Itapirapuã is a municipality in the state of Goiás in Brazil. The population is 4,685 (2020 est.) in an area of 2,044 km^{2}. Itapirapuã is a large producer of cattle.

==Location and boundaries==
Highway communications with Goiânia are made by GO-070 / Goianira / Inhumas / Itaberaí / BR-070 / Goiás / Uvá. See Sepin for all the distances.

Municipal boundaries:
- North: Britânia and Matrinchã
- South: Novo Brasil
- West: Santa Fé de Goiás and Jussara
- East: Goiás

==Demographic data==
The population growth rate from 2000 to 2007 was -3.92%. This showed a marked decline when compared to previous data. Out of the total population 5,656 were considered urban (2007).

==Economic data==
Cattle raising, services, small industries, and agriculture are the main economic activities.
- Number of industrial establishments: 07 (/06/2007)
- Dairies: Cooperativa Mista Agropecuária de Itapirapuã Ltda (22/05/2006)
- Banking Establishments: - Banco do Brasil S.A (01/08/2007)
- Number of Retail Commercial Establishments: 71 (August/2007)

===Agriculture===
There were 243,500 head of cattle in 2006, one of the largest herds in the state. The main crops in planted area were bananas, beans, corn, manioc, rice, and soybeans.
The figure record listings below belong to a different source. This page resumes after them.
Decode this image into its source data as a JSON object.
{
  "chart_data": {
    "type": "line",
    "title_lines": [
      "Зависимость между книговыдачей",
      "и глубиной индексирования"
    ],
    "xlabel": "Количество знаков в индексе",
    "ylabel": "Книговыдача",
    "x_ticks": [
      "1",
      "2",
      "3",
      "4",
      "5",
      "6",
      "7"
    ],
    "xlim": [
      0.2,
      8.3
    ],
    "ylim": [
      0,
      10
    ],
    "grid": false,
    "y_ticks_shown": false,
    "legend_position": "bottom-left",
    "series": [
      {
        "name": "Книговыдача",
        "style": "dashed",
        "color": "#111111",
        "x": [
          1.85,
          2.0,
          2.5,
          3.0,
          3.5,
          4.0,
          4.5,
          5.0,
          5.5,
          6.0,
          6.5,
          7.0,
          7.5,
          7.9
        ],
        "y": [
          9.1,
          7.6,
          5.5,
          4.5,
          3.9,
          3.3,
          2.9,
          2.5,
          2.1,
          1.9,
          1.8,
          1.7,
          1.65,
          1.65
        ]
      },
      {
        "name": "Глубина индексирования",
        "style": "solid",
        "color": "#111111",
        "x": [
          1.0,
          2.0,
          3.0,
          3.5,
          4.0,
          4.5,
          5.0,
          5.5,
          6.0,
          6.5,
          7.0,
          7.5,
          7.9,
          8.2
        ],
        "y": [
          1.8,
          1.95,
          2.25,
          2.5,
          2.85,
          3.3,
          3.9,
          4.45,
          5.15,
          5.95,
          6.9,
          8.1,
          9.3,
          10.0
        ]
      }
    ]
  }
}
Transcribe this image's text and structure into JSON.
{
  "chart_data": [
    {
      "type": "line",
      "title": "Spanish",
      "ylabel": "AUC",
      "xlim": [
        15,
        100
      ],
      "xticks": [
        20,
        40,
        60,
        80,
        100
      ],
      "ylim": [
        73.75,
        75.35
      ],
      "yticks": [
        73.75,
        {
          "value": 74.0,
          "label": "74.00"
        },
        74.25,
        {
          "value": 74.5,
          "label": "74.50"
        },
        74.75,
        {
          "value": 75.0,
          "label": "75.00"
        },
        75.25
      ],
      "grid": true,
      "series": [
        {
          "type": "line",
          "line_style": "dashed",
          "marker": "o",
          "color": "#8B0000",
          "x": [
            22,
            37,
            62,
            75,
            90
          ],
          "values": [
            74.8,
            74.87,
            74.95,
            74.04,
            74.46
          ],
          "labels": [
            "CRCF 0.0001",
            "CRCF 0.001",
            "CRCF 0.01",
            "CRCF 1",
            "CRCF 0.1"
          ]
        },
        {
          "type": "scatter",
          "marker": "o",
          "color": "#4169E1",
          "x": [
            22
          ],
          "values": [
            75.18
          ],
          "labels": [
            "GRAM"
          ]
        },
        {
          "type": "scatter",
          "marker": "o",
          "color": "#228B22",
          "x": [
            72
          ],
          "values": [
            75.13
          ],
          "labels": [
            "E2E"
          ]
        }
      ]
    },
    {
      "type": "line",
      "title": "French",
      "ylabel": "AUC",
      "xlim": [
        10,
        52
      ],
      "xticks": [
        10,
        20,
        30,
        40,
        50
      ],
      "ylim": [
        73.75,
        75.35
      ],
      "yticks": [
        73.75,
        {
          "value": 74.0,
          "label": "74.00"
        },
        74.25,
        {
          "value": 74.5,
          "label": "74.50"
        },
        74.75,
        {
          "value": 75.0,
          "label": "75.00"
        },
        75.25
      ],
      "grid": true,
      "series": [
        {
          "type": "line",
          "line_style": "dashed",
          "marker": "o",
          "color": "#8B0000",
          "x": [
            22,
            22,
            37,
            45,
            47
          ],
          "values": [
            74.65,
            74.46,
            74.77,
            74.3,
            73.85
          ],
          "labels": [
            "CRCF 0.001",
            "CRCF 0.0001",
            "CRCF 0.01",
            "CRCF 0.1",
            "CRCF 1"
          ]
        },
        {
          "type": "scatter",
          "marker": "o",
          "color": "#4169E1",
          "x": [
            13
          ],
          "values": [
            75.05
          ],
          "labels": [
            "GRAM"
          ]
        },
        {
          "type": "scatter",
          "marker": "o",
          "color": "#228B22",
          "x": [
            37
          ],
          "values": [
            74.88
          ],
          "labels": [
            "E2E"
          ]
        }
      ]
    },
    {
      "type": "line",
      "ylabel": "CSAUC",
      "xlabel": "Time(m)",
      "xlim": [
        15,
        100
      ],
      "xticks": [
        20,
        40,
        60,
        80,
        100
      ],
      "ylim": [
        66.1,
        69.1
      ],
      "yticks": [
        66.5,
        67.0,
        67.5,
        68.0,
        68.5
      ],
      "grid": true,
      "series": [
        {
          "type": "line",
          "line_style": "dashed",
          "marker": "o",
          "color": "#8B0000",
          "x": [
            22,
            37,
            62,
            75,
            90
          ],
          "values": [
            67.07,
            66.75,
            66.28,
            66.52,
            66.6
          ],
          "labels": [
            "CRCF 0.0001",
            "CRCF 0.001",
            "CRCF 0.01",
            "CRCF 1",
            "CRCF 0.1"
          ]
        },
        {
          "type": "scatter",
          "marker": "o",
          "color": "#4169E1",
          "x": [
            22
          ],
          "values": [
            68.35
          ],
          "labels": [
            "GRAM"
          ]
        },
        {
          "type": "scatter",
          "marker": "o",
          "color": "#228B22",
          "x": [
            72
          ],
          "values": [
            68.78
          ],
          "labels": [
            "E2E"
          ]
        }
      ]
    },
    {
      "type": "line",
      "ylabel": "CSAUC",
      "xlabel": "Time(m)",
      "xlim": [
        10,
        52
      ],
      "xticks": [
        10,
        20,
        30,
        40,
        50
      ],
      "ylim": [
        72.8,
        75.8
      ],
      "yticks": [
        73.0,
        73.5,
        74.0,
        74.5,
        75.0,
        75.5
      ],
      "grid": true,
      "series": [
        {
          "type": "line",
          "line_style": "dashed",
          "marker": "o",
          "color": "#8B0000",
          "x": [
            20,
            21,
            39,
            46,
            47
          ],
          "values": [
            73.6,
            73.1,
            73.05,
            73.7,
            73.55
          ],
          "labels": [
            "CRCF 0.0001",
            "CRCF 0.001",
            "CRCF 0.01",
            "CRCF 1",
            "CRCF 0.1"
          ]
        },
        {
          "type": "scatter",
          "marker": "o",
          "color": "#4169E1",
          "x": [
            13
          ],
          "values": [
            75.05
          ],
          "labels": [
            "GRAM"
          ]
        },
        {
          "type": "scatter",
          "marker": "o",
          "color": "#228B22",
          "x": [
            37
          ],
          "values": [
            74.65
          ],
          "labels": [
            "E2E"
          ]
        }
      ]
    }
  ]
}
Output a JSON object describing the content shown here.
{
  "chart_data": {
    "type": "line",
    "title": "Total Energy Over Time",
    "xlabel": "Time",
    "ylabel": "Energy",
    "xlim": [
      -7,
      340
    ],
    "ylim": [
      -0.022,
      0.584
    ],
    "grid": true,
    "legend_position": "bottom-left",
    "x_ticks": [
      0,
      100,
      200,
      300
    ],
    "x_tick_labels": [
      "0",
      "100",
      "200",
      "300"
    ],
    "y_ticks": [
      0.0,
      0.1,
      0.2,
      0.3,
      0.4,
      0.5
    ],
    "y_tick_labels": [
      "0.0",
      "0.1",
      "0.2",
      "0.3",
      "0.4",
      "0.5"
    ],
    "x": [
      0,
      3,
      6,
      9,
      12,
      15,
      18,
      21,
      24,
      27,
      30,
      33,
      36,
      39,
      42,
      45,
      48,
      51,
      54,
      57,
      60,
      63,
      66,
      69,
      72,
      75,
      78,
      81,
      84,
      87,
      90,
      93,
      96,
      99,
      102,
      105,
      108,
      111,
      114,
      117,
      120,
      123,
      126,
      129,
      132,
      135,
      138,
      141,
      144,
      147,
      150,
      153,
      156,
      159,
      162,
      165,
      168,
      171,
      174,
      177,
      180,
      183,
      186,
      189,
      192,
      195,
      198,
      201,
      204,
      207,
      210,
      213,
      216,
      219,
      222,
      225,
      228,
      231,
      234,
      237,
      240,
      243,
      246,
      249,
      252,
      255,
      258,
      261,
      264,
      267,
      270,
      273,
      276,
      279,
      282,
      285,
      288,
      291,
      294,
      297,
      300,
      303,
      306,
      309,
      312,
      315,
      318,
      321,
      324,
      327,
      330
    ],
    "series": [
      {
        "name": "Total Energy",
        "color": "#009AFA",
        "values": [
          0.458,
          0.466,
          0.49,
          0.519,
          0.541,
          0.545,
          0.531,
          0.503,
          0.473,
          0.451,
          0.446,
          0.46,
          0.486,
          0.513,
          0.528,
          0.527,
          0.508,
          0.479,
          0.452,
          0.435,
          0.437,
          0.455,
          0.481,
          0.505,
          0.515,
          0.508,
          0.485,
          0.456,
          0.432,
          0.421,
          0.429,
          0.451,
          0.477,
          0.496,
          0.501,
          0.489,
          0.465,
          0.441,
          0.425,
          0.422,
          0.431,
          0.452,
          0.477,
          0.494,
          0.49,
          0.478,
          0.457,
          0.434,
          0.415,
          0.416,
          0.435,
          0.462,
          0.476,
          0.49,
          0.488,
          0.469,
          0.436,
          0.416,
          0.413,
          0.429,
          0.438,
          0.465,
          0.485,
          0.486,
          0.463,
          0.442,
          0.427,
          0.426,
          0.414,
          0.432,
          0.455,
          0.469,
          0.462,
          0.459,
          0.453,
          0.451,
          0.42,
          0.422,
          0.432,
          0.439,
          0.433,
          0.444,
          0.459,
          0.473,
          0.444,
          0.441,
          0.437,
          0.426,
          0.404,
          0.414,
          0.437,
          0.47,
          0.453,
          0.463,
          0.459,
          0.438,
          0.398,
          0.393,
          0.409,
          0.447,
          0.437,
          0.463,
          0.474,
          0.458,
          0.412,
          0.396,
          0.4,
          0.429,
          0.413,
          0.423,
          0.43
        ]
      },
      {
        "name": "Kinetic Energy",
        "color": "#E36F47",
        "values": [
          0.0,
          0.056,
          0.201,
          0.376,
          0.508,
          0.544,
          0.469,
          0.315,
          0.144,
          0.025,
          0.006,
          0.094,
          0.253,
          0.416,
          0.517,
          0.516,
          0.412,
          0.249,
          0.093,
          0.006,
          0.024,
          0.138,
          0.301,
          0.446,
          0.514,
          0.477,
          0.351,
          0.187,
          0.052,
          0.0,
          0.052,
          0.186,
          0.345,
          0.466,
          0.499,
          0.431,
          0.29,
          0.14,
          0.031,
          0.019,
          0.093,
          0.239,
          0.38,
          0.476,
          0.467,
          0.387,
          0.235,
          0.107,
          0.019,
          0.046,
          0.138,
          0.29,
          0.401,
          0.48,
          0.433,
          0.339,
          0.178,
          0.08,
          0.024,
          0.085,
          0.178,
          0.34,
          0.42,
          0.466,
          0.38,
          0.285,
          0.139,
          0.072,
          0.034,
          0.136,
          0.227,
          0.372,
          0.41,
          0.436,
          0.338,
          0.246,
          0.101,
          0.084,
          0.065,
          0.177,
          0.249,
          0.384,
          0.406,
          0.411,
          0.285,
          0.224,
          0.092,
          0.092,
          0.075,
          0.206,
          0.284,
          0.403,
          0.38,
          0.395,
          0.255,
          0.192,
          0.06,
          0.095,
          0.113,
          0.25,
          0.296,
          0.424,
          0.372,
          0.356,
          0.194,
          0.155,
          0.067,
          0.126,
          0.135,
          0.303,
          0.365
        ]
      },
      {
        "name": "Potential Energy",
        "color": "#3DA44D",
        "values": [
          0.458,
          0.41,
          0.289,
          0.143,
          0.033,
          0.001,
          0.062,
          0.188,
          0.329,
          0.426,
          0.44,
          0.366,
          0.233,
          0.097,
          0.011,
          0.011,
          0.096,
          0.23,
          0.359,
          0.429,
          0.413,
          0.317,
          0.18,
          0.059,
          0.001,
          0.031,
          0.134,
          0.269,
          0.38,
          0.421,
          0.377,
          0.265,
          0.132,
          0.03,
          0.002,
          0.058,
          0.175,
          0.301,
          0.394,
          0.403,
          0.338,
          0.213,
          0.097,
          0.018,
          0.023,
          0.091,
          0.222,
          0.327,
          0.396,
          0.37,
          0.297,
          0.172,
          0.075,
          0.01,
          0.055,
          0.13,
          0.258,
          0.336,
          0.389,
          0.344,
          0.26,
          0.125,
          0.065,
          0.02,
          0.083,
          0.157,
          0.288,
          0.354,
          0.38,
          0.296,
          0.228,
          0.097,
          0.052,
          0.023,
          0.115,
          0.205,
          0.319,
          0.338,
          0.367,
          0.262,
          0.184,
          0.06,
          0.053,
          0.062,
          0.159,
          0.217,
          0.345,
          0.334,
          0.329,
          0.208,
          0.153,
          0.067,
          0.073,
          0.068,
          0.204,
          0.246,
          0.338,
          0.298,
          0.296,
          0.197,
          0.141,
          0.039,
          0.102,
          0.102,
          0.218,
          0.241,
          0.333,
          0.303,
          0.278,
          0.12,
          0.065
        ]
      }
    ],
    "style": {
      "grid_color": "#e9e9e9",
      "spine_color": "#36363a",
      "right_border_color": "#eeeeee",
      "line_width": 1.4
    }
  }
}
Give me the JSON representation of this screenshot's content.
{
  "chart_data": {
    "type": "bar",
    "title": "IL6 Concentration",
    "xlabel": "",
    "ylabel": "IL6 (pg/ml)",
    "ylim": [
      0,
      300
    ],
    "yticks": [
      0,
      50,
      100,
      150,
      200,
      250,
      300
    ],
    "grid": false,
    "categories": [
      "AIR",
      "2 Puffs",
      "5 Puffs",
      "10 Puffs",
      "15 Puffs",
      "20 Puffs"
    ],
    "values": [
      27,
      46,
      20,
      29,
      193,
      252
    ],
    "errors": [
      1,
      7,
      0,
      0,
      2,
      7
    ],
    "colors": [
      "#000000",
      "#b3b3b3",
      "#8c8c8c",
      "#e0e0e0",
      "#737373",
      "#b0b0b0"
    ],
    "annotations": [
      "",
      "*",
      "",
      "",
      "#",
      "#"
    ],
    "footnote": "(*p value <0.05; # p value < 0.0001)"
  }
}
None exceeded 1,000 hectares in planted area.

==Education (2006)==
- Schools in activity: 15
- Total Students: 2,457
- Literacy Rate: 82.5%

==Health (2007)==
- Hospitals: 1 with 17 beds
- Infant mortality rate: 28.53 (in 1,000 live births)
- MHDI: 0.707
- State ranking: 203 (out of 242 municipalities in 2000)
- National ranking: 2,880 (out of 5,507 municipalities in 2000)

==History==
Settlement began in 1892 with the building of an army telegraph line and station between the city of Goiás (then the state capital) and Mato Grosso, breaking the isolation of the area. The name chosen was Itapirapuã, meaning "white stone from the pool of the fish", because it was near a deep pool in the river where a whirlpool was formed around a white stone. After half a century of stagnation the settlement received a push forward with the selling by the local government of lots to new settlers. In 1953 it became a district of Goiás, and in 1959 it separated from Goiás and became an independent municipality.